Het enzym Cas13 kan geprogrammeerd worden om virussen te herkennen en te vernietigen in menselijke cellen. Hiervoor is de veelbelovende CRISPR-techniek gebruikt, die nog niet eerder is ingezet tegen virussen.
CRISPR komt regelmatig in het nieuws als veelbelovende techniek om DNA te knippen en te plakken. Hiermee kan in theorie bijvoorbeeld het stukje DNA dat codeert voor een erfelijke ziekte verwijderd worden, om zo de ziekte te genezen. De mogelijkheden lijken enorm en het onderzoek naar toepassingen is in volle gang. Daarbij gaat het vaak over CRISPR-Cas9, waarbij het eiwit Cas9 knipt en plakt.
RNA knippen
De CRISPR-techniek kan echter niet alleen gebruikt worden voor DNA, maar ook voor het genetische materiaal RNA. Net als DNA bestaat RNA uit een lange keten van bio-organische moleculen genaamd nucleotiden. De genetische informatie van (ziekmakende) virussen is vaak opgeslagen in RNA.

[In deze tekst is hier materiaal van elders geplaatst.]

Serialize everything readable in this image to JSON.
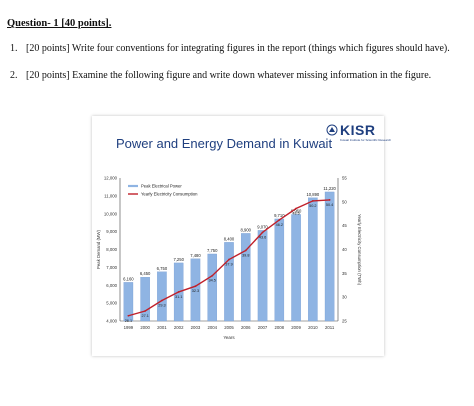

Veel van de meest voorkomende en gevaarlijke ziekmakers voor mensen, zoals ebola, zika en griep, zijn RNA-virussen. Die kapen cellen van organismen om daarmee hun eigen genetische materiaal te kopiëren en te verspreiden. Hiervoor zijn vaak geen goede medicijnen beschikbaar. Daarom wendden onderzoekers van MIT en de Harvard-universiteit zich tot een CRISPR-techniek die RNA van virussen kan herkennen en kapot kan maken.
Lichtsignaal bij griepvirus
Daarbij maakten ze geen gebruik van het enzym Cas9, maar van Cas13. Een paar jaar eerder, in 2016, werd Cas13 voor het eerst beschreven in twee artikelen, toen nog onder de naam C2c2. ‘Cas13 kan een RNA-soort herkennen aan de volgorde van moleculen in de streng. Als het Cas13-enzym het RNA herkent, raakt het ‘geactiveerd’ en knipt het de RNA-streng daar kapot’, vertelt Catherine Freije, promovendus aan de Harvard-universiteit.
Het enzym kan ook dienen als diagnostische techniek. Het is dan zo geprogrammeerd dat het een signaal, bijvoorbeeld licht, afgeeft als het een bepaald soort RNA herkent. Als je dat signaal ziet, weet je bijvoorbeeld dat het griepvirus aanwezig is in de cellen die je onderzoekt.
Antivirale werking
Virussen muteren vaak en snel. Daardoor veranderen hun RNA en enkele eigenschappen, waardoor medicijnen ineens niet meer werken. Met het Cas13-enzym is dat probleem te omzeilen. Dat kun je zo programmeren dat het knipt bij gedeeltes van het RNA waarvan bekend is dat ze bij een virus horen, maar die niet snel muteren. Daardoor is de kans daar het grootst dat het virus erdoor uitgeschakeld wordt.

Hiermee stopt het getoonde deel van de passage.